Chapter 3 examined the impact of adding metal ions that can accelerate trypsinogen autocatalysis in a CSTR, with the aim of diversifying the CRN’s behaviors and identifying new emergent intelligent functions. By exploiting ions that modulate the autocatalytic reaction rate in different ways, the study enabled kinetic tuning that transforms the CRN’s response, introducing versatile Boolean logic operations and programmable polynomial functions into the chemical out-of-equilibrium system. This chapter expanded on the role of catalytic modulation in enhancing the programmability of CRNs, showing that certain catalytic modifications allow for nonlinear and history-dependent behavior crucial for molecular information processing. These findings revealed that autocatalytic CRNs can be adapted to perform complex logical calculus, thus moving the fields of systems chemistry and natural computing towards applications in chemical computing and programmable molecular devices, demonstrating the potential for CRNs to execute tasks typically managed by electronic and mechanical systems.

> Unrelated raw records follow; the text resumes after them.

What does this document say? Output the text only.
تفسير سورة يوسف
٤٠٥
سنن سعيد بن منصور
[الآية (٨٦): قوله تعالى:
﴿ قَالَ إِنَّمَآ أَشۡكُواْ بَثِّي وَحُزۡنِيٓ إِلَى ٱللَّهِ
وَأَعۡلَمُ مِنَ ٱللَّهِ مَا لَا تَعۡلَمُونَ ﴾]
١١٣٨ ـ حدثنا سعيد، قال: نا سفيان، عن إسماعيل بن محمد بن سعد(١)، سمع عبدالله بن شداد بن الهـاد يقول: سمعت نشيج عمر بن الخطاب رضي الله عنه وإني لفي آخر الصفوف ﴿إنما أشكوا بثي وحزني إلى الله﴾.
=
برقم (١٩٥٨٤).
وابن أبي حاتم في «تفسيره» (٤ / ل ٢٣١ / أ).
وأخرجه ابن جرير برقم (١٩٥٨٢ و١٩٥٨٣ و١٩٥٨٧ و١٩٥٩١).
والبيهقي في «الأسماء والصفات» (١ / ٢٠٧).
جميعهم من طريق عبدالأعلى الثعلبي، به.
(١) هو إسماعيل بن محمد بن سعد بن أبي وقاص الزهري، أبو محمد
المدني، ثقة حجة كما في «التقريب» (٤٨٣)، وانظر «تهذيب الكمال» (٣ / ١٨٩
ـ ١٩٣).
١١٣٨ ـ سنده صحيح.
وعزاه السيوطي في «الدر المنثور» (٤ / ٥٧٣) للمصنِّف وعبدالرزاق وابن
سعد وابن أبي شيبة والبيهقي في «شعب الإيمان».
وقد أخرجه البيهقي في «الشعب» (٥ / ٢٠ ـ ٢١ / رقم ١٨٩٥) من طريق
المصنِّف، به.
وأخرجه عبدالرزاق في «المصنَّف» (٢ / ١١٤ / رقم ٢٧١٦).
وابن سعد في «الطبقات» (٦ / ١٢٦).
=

Chapter 4 explored the use of a chlorite-tetrathionate autocatalytic reaction within a continuous tubular reactor, which allows for the self-sustained propagation of flow-supported autocatalytic wavefronts. The fast reaction kinetics and specific tubular geometry allow for the controlled propagation of chemical wavefronts that exhibit hysteresis and spatial patterning due to fluid motion effects, such as Poiseuille flow. Various factors — such as the geometry, the flowrate, and the concentration of reactants — were examined to control the properties of autocatalytic wavefronts, additionally revealing that selective pathfinding within the reactor by a liquid can be visualized by autocatalytic reactions. This chapter demonstrated how flow-supported chemical wavefronts can be modulated through reactor design, enabling CRNs to serve in applications requiring spatial information processing, such as in communication within microfluidic compartments and in spatially organized chemical sensing. This study underscores the versatility of CRNs in propagating chemical information through media and adapting to spatially heterogeneous environments, highlighting the potential for these systems in applications towards complex chemical dynamics in complex fluidic architectures.
Overall, the findings described in this work can be successfully incorporated into the rational design of new autocatalytic CRNs and fluidic platforms for them. This thesis brings society closer to exploiting fundamental properties of autocatalysis towards new sustainable technologies of computation and analog control over chemical systems inspired by living matter, which is much more effective for solving complex tasks [1] than contemporary semiconductor technology of computation.